谢太太见谢莫如把生辰时的大红衣裙穿上了,微微颌首。谢莫忧也是一身红,不自觉的看一眼谢莫如,心下对比,谢莫忧对自己的美貌也是很有信心的。尤其谢莫如是薄唇,显得太过凌厉,谢莫忧还是喜欢自己的嘴巴,圆圆的,花朵一般。
谢环谢珮来得很早,是其母李氏带她们过来的,谢太太没见三老太太府上二房庶出的谢琪,也没说什么。待李氏母女三人行过礼,请她们坐了,笑道,“时辰还早,咱们先说会儿话。你要有事,先回去服侍你婆婆也无妨。”
李氏笑,“婆婆那儿有二弟妹,我寻机过来偷个懒儿。”又说谢珮,“后来我才知道,是这丫头多嘴。也不知怎么个脾性,天生的就爱热闹,幸而是嫂子,包容她这心直口快。这回又得麻烦嫂子,她们虽比莫如莫忧大几岁,却不比莫如莫忧有见识,还得嫂子多指点她们。”
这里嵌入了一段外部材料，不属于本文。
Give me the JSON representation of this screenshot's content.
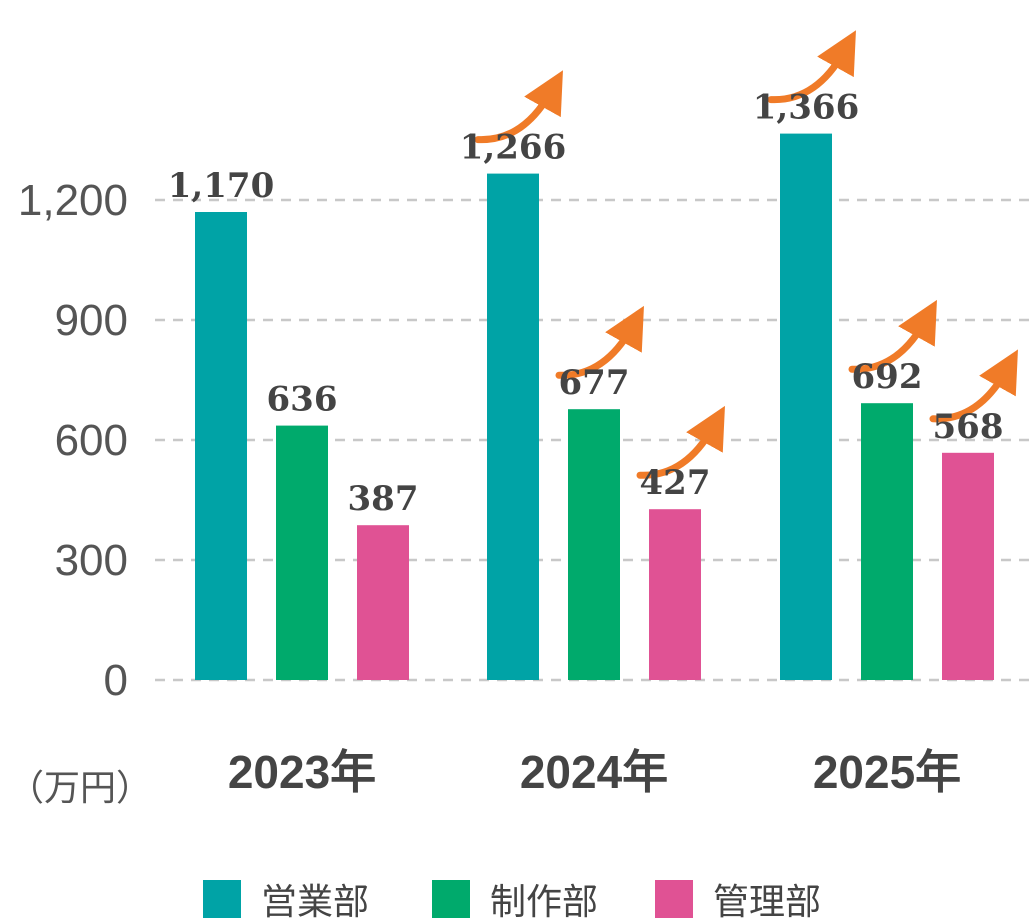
{
  "chart_data": {
    "type": "bar",
    "categories": [
      "2023年",
      "2024年",
      "2025年"
    ],
    "series": [
      {
        "name": "営業部",
        "color": "#00a3a6",
        "values": [
          1170,
          1266,
          1366
        ],
        "labels": [
          "1,170",
          "1,266",
          "1,366"
        ]
      },
      {
        "name": "制作部",
        "color": "#00aa6c",
        "values": [
          636,
          677,
          692
        ],
        "labels": [
          "636",
          "677",
          "692"
        ]
      },
      {
        "name": "管理部",
        "color": "#e05294",
        "values": [
          387,
          427,
          568
        ],
        "labels": [
          "387",
          "427",
          "568"
        ]
      }
    ],
    "yticks": [
      0,
      300,
      600,
      900,
      1200
    ],
    "ytick_labels": [
      "0",
      "300",
      "600",
      "900",
      "1,200"
    ],
    "ylim": [
      0,
      1400
    ],
    "unit_label": "（万円）",
    "grid": true,
    "gridline_style": "dashed",
    "legend_position": "bottom",
    "arrow_color": "#f07b28",
    "increase_arrows": true
  }
}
谢太太笑眯眯地,“都是一家子,说什么指点不指点的,小孩子爱热闹,多见识一二没什么不好。承恩公府门第高贵,咱家孩子也不是不懂礼的,她们姑侄四个,与其他女孩子在一处,记着和气二字,再没有不好的。”
女孩子们起身应了。
谢太太与李氏相视而笑,李氏是满心感激,先时她们府上得罪谢莫如,谢太太很是不满,连谢燕都得了一番训斥,如今还愿意提携她两个闺女,李氏心里得知谢太太的情。谢太太其实觉着没什么,她家里女孩儿少,谢环谢珮是近枝,其父也是翰林出身,将来说一门中等亲事不难。谢珮有些聪明外露,还是要看一看,女孩子,没有心气儿不行,但有时心太高也不是好事。
谢太太并不为此烦恼,一则谢珮只是堂妹,二则世事就是试金石,有没有本领,一试便知。谢珮能看到机会,她便给她这个机会,看她能否抓得住吧。
大家说会儿话,直到太阳高升,谢太太方带着女孩子们出门。谢家与承恩公府交情有限,倒不必去的太早。
李氏送谢太太出门后,方转身回自己家。
承恩公府外已经有些堵车,幸而他家常有盛宴,专有管事安排这些车马,谢家马车只是稍等了会儿,便到了承恩公府门前。尚书府在帝都不属豪门,也绝对算得上清贵,谢太太正二品诰命,只是在胡家就不大显眼了,尤其今日来的公门侯府的夫人奶奶们不知多少,另外还有胡五姑娘的亲娘宁荣大长公主,胡太后的亲女文康长公主,只是,两位公主均坐于一位银发满头的老太太下稍。